The Board of Trustees, who will make the decision regarding the future of Emerson’s Colonial Theatre, met last Wednesday to discuss options for the building.
In an email to the Emerson community, President M. Lee Pelton wrote that the trustees met to consider preserving the history of the Colonial, while also addressing necessary renovations and meeting the college’s student dining and social space needs—all while keeping the costs as low as possible.
Among the options is transforming it into a student center and dining facility, with a black box theater.
Pelton wrote that no decisions on the fate of the Colonial were made at the meeting, but the board formed an ad hoc task force to continue reviewing options for the theater. He wrote that a decision is expected to be made by March 2016.
“It is clear that the development of the College’s footprint and identity in Boston and the future of the Colonial are interdependent,” Pelton wrote.
Pelton was unavailable for comment.
Last week, Emerson’s Faculty Assembly sent a resolution to Pelton detailing their concerns with the future of the theater. Chair Robert Colby said the resolution passed 84-12, with 8 abstentions.
The resolution prompted discussion of three main points: the college’s responsibility to the history of the theater, the appropriateness of a dining hall in the space, and the lack of faculty input in the planning process so far.
“We, therefore, call on the administration of Emerson College and its Board of Trustees to pursue alternative plans for a dining hall and the restoration or reconstruction of the Colonial Theater in concert with faculty and other stakeholders,” the resolution reads.
In response to the resolution, Pelton extended an invitation to the Faculty Assembly to send representatives to the Board of Trustees meeting.

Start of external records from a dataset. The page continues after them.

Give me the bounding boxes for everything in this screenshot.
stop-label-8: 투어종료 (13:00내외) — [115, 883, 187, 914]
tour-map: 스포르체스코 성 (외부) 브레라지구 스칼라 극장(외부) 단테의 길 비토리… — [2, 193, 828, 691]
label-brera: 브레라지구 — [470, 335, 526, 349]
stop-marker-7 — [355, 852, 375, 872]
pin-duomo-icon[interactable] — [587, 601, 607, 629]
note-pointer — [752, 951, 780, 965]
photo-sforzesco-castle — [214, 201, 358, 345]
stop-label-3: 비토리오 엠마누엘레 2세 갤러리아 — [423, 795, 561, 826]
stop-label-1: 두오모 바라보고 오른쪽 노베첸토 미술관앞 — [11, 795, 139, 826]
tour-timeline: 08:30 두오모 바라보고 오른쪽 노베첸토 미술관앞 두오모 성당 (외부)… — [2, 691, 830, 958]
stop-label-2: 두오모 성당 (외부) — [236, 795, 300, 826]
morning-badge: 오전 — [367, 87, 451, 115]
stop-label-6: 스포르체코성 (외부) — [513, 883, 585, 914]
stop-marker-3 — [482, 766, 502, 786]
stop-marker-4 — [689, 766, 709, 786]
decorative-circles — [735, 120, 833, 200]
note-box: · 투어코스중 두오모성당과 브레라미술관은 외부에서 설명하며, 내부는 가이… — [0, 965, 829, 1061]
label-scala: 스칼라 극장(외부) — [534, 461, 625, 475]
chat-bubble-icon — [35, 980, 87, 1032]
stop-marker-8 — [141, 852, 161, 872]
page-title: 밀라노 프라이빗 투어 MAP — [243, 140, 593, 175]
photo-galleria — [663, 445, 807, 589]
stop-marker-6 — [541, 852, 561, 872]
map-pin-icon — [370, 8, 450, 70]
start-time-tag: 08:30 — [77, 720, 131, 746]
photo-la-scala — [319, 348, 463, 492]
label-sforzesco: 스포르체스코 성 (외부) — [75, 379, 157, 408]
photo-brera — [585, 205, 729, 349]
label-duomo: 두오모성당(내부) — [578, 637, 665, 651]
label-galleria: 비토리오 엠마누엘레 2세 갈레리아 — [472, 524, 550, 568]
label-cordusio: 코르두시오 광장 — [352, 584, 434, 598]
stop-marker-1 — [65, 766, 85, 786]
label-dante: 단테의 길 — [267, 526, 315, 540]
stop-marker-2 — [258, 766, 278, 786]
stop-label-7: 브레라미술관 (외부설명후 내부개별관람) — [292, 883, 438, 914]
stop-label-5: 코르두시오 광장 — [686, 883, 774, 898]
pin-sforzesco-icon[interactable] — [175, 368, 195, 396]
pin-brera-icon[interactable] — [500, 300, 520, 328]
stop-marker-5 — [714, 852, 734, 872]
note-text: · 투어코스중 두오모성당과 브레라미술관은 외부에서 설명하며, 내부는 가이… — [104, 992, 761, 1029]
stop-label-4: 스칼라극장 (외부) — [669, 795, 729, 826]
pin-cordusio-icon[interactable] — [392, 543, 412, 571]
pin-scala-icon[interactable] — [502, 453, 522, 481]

Colby, Chair of Performing Arts Melia Bensussen, Head of Theatre Studies Maureen Shea, Head of Acting Sarah Hickler, and General Manager for Emerson Stage David Colfer attended the meeting.
Colby said that they talked to the board for about an hour about the issues addressed in the resolution, and that members assured them that the state of the Colonial was still an open question.
“Frankly, before we started, we weren’t sure if the decision had already been made,” Colby said.
Colby said that his main concern is the college consulting faculty on decisions that would affect curriculum—like the modification of a major performing arts space on campus.
“It’s sort of a tradition in academia,” he said.
Colby said that he has heard student opinions, and that they will be valuable to the process as well.
“It would be good to have conversations with students along the way,” Colby said.
Colby said that he and his other assembly members understand that a change in the way the theater runs may be the option that makes the most sense, but he said he would prefer it stay true to performing arts despite the challenges.
The next formal Board of Trustees meeting isn’t until early next semester, but Colby said that he expects to be contacted to be a part of conversations with the ad hoc task force.
“We’ll probably keep an eye on that,” Colby said, “and politely ask for updates as things go along.”